瞬間的に、セイのヴァイタル・モニタに目をやる。
セイのヴァイタルはすこし上昇カーブを指し示していたが、生命や精神への危機の兆候はまったく見られなかった。
当然だ——。
さっきから何度も見るとはなしに確認しているのだ。急変したとしたら、気づかないはずがない。
あのとき——。
聖が心肺停止になりかけた『ジャンヌ・ダルク』のときのダイブ——。
その時の反省から、かがりはセイがダイブするときは、かならずすぐ近くに待機し、どんな些細な異変も見逃さないようにしてきた。

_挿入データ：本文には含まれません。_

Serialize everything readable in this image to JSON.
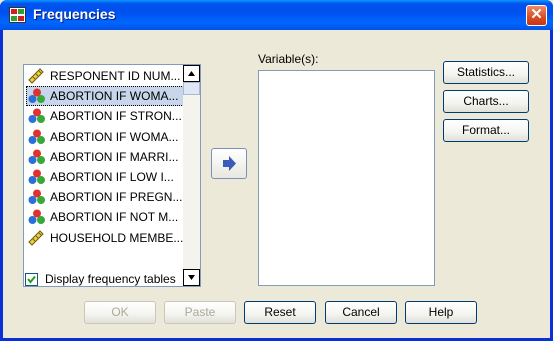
{
  "window": {
    "title": "Frequencies"
  },
  "variables_list": [
    {
      "label": "RESPONENT ID NUM...",
      "icon": "ruler-icon",
      "selected": false
    },
    {
      "label": "ABORTION IF WOMA...",
      "icon": "nominal-variable-icon",
      "selected": true
    },
    {
      "label": "ABORTION IF STRON...",
      "icon": "nominal-variable-icon",
      "selected": false
    },
    {
      "label": "ABORTION IF WOMA...",
      "icon": "nominal-variable-icon",
      "selected": false
    },
    {
      "label": "ABORTION IF MARRI...",
      "icon": "nominal-variable-icon",
      "selected": false
    },
    {
      "label": "ABORTION IF LOW I...",
      "icon": "nominal-variable-icon",
      "selected": false
    },
    {
      "label": "ABORTION IF PREGN...",
      "icon": "nominal-variable-icon",
      "selected": false
    },
    {
      "label": "ABORTION IF NOT M...",
      "icon": "nominal-variable-icon",
      "selected": false
    },
    {
      "label": "HOUSEHOLD MEMBE...",
      "icon": "ruler-icon",
      "selected": false
    }
  ],
  "target_label": "Variable(s):",
  "side_buttons": {
    "statistics": "Statistics...",
    "charts": "Charts...",
    "format": "Format..."
  },
  "checkbox": {
    "label": "Display frequency tables",
    "checked": true
  },
  "bottom_buttons": {
    "ok": "OK",
    "paste": "Paste",
    "reset": "Reset",
    "cancel": "Cancel",
    "help": "Help"
  }
}
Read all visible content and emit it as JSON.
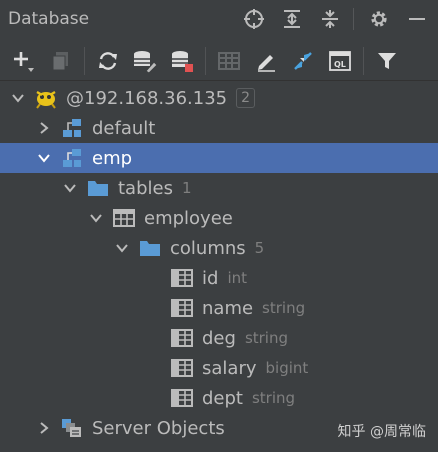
{
  "panel": {
    "title": "Database"
  },
  "tree": {
    "connection": {
      "label": "@192.168.36.135",
      "badge": "2"
    },
    "default_schema": {
      "label": "default"
    },
    "emp_schema": {
      "label": "emp"
    },
    "tables": {
      "label": "tables",
      "count": "1"
    },
    "employee": {
      "label": "employee"
    },
    "columns": {
      "label": "columns",
      "count": "5"
    },
    "column_list": [
      {
        "name": "id",
        "type": "int"
      },
      {
        "name": "name",
        "type": "string"
      },
      {
        "name": "deg",
        "type": "string"
      },
      {
        "name": "salary",
        "type": "bigint"
      },
      {
        "name": "dept",
        "type": "string"
      }
    ],
    "server_objects": {
      "label": "Server Objects"
    }
  },
  "watermark": "知乎 @周常临",
  "colors": {
    "selection": "#4b6eaf",
    "folder": "#5a9bd5",
    "background": "#3c3f41"
  }
}
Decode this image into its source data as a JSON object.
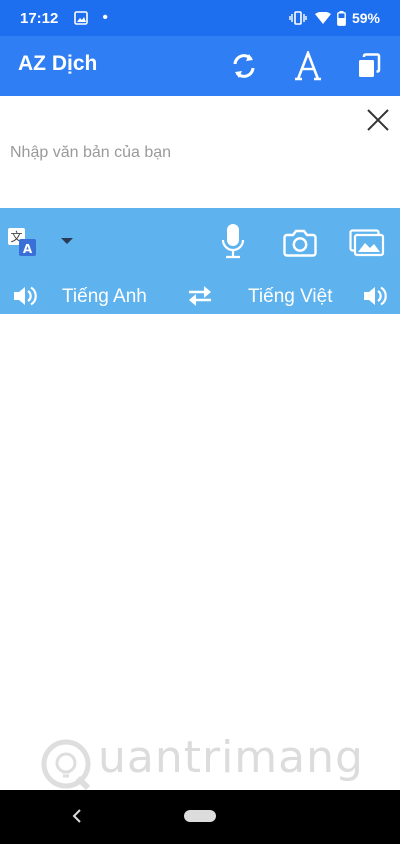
{
  "status_bar": {
    "time": "17:12",
    "dot": "•",
    "battery_percent": "59%",
    "icons": [
      "image-icon",
      "vibrate-icon",
      "wifi-icon",
      "battery-icon"
    ]
  },
  "app_bar": {
    "title": "AZ Dịch",
    "icons": [
      "refresh-icon",
      "font-icon",
      "copy-icon"
    ]
  },
  "input": {
    "placeholder": "Nhập văn bản của bạn"
  },
  "tools": {
    "icons": [
      "translate-icon",
      "dropdown-icon",
      "microphone-icon",
      "camera-icon",
      "gallery-icon"
    ]
  },
  "languages": {
    "source": "Tiếng Anh",
    "target": "Tiếng Việt"
  },
  "watermark": {
    "text": "uantrimang"
  },
  "colors": {
    "status_bar": "#1e6ff0",
    "app_bar": "#2f7ef4",
    "tool_panel": "#5eb3ef",
    "placeholder": "#9a9a9a"
  }
}
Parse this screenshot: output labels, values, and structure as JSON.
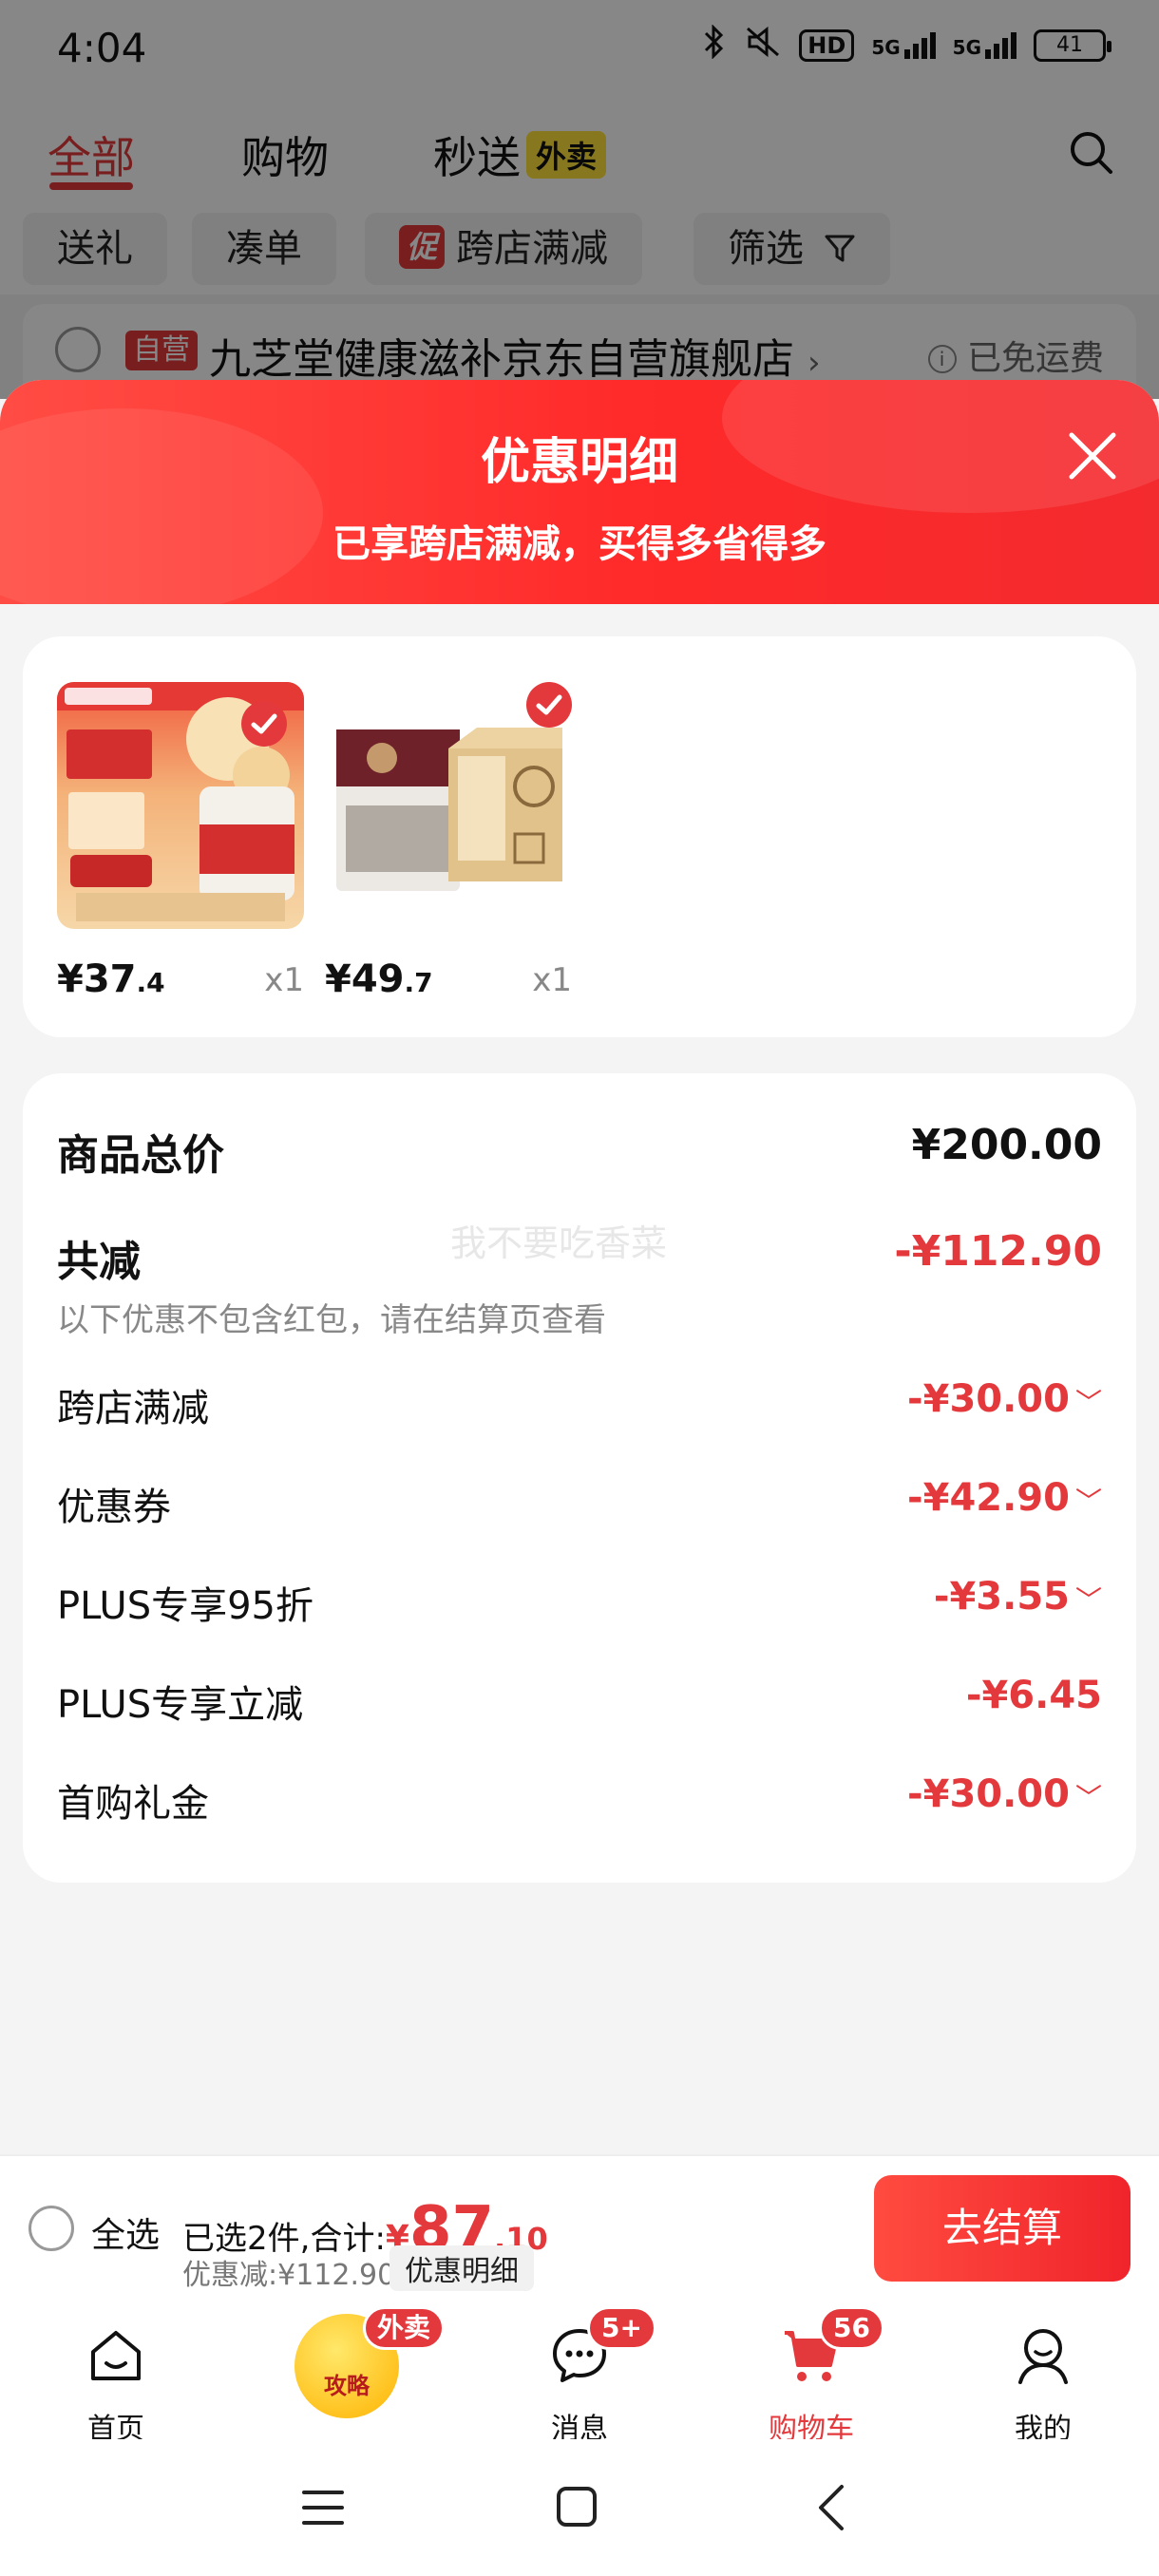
{
  "status_bar": {
    "time": "4:04",
    "hd": "HD",
    "network1": "5G",
    "network2": "5G",
    "battery": "41"
  },
  "top_tabs": {
    "all": "全部",
    "shopping": "购物",
    "flash": "秒送",
    "flash_badge": "外卖"
  },
  "filters": {
    "gift": "送礼",
    "bundle": "凑单",
    "promo_tag": "促",
    "cross_store": "跨店满减",
    "filter": "筛选"
  },
  "store": {
    "self_tag": "自营",
    "name": "九芝堂健康滋补京东自营旗舰店",
    "shipping": "已免运费"
  },
  "sheet": {
    "title": "优惠明细",
    "subtitle": "已享跨店满减，买得多省得多",
    "products": [
      {
        "price_int": "¥37",
        "price_dec": ".4",
        "qty": "x1"
      },
      {
        "price_int": "¥49",
        "price_dec": ".7",
        "qty": "x1"
      }
    ],
    "total_label": "商品总价",
    "total_value": "¥200.00",
    "reduce_label": "共减",
    "reduce_value": "-¥112.90",
    "note": "以下优惠不包含红包，请在结算页查看",
    "watermark": "我不要吃香菜",
    "discounts": [
      {
        "label": "跨店满减",
        "value": "-¥30.00"
      },
      {
        "label": "优惠券",
        "value": "-¥42.90"
      },
      {
        "label": "PLUS专享95折",
        "value": "-¥3.55"
      },
      {
        "label": "PLUS专享立减",
        "value": "-¥6.45"
      },
      {
        "label": "首购礼金",
        "value": "-¥30.00"
      }
    ]
  },
  "checkout": {
    "select_all": "全选",
    "selected_text": "已选2件,合计:",
    "currency": "¥",
    "total_int": "87",
    "total_dec": ".10",
    "discount_text": "优惠减:¥112.90",
    "detail_button": "优惠明细",
    "checkout_button": "去结算"
  },
  "tabbar": {
    "home": "首页",
    "strategy": "攻略",
    "strategy_badge": "外卖",
    "messages": "消息",
    "messages_badge": "5+",
    "cart": "购物车",
    "cart_badge": "56",
    "me": "我的"
  },
  "colors": {
    "accent": "#e4393c",
    "header_start": "#ff4c44",
    "header_end": "#f32a2e"
  }
}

かがりは、すぐにマリアとエヴァのモニタのほうへ視線を移した。
こちらもなにも問題ない。
申し訳程度に眺めていた彼女たちのモニタは、さきほどすこしだけ心拍や脳波の乱れ、緊張させられたが、緊急を要するほどまでは変化しなかった。
なら、なに?。
かがりはダイブ中の聖のそばから、すこしの間だけでも離席することに一抹の不安を覚えたが、父の呼び出しは喫緊の事態を感じさせる声色を帯びていた。
病棟へ駆け込むと、父、輝雄は夢見・冴のベッドサイドにいた。
「お父さん。冴ちゃんが、どうしたの?」
輝雄はなにも言わずに、冴のヴァイタル・モニタを指さした。かがりはその指先を追いかけるように視線を移した。
そこに信じられないものがあった——。
植物状態となっていたはずの夢見・冴の脳波が動いていた。
脳波だけはずっとフラットのままで、これまでほんの一瞬でも変化らしい変化などなかったはずだ。それを何年間も、毎日、絶望的な思いで見続けてきたのだ。
だが、あり得ないことに今、その脳波計はまるで覚醒しているかのような、乱高下するグラフを刻んでいる。
「お父さん。これ……」
「あぁ、冴ちゃんの脳波がなぜか動き出した。いや、脳波がふいに現れた、と表現したほうがしっくりくるかもしれない」
「現れた?」
「もしかしたら……。聖たちが潜っているその先でなにかが起きているのかもしれない」
「聖ちゃんたちが……?」
「あぁ。もしそうだとしたら『昏睡病』で戻ってこれなくなった人でも、なにかしら『引揚げ』する方法があるのかもしれない」
かがりはそのことばを聞きながら、眠っている冴の顔をまじまじと見つめた。
まったく身動きしない、この七年間見続けた。見知った姿のままだった。
これで脳が『覚醒』していると言われるほうが、不自然なことのように感じた——。